I have already covered them with the new fabric (I am reusing the crib rail covers I made for my daughter's crib way back when) but now am on to the really sucky part- making the ties. I cut sixteen pieces of fabric tonight (eight ties on each rail cover) and of course my foggy brain contributed to me not cutting them the right width. I worked around my incompetence and the ties will just be skinnier than the ones I made for the front cover. I'm sure the baby won't mind. I started pinning the ties and hopefully will get that done tomorrow night. Then another night this week, probably after I make the kids' trick or treat baskets, I will sew (by hand because my sewing machine petrifies me) all sixteen ties.

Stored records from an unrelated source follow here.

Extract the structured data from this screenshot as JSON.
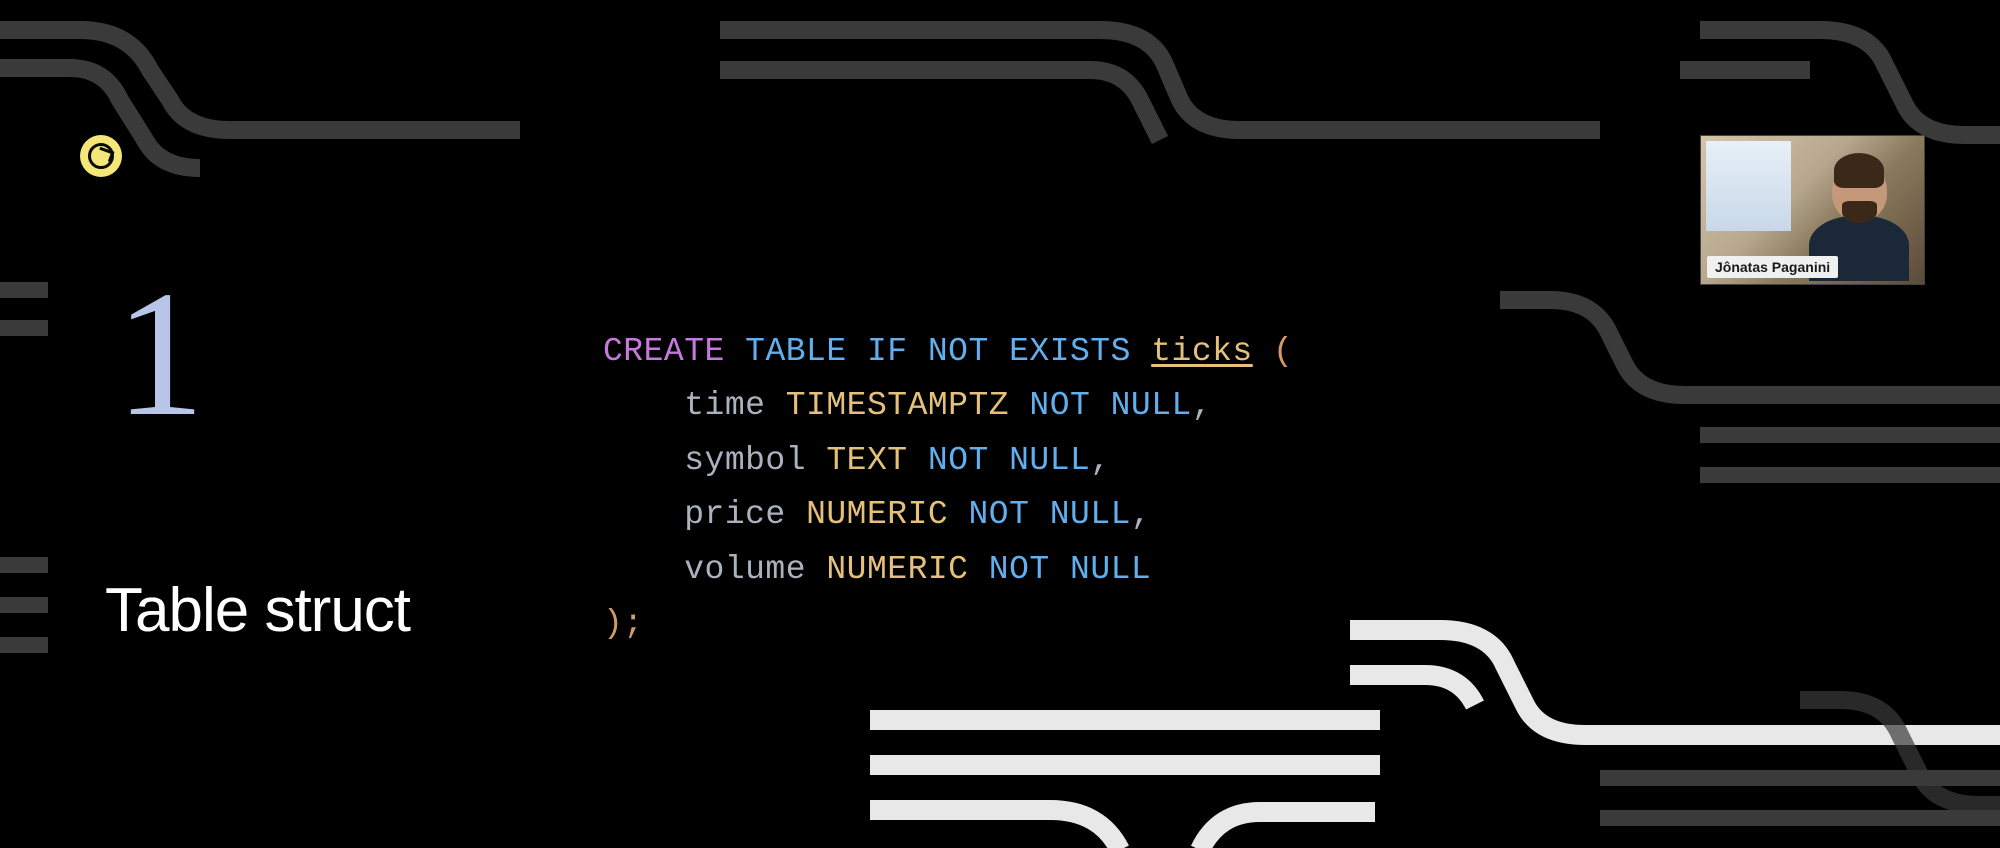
{
  "slide": {
    "number": "1",
    "title": "Table struct"
  },
  "code": {
    "line1": {
      "create": "CREATE",
      "tableIfNotExists": "TABLE IF NOT EXISTS",
      "tableName": "ticks",
      "openParen": " ("
    },
    "line2": {
      "col": "time",
      "type": "TIMESTAMPTZ",
      "constraint": "NOT NULL",
      "comma": ","
    },
    "line3": {
      "col": "symbol",
      "type": "TEXT",
      "constraint": "NOT NULL",
      "comma": ","
    },
    "line4": {
      "col": "price",
      "type": "NUMERIC",
      "constraint": "NOT NULL",
      "comma": ","
    },
    "line5": {
      "col": "volume",
      "type": "NUMERIC",
      "constraint": "NOT NULL"
    },
    "line6": {
      "close": ");"
    }
  },
  "webcam": {
    "presenterName": "Jônatas Paganini"
  }
}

Then on yet another night I will attach said sixteen ties to the crib rail covers and will be done with this darned project I started.

Once I am done the crib will look adorable and I will only have a couple more things to finish up in the room before my baby makes her entrance into the world. Man, I hate sewing....

Saturday, October 15, 2011

Annoyed...


New Laptop
photo credit
Last week I bought the domain justcallmecheap.com through my Blogger account thinking that it would be easy peazy.

It was supposed to automatically update but guess what? With all of my awesome luck that I have it did not do as it was supposed to.

A week later and many message board and blog tutorials later I am still in the same predicament I was a week ago- no custom domain for my little, insignificant blog.

I am so annoyed and am sick of trying to figure out why Google stinks. Maybe I'll take some time away from this issue and revisit it when I don't feel like strangling someone.

I really hate technology and I really, really hate paying $10 for something that suckidy, suck, sucks.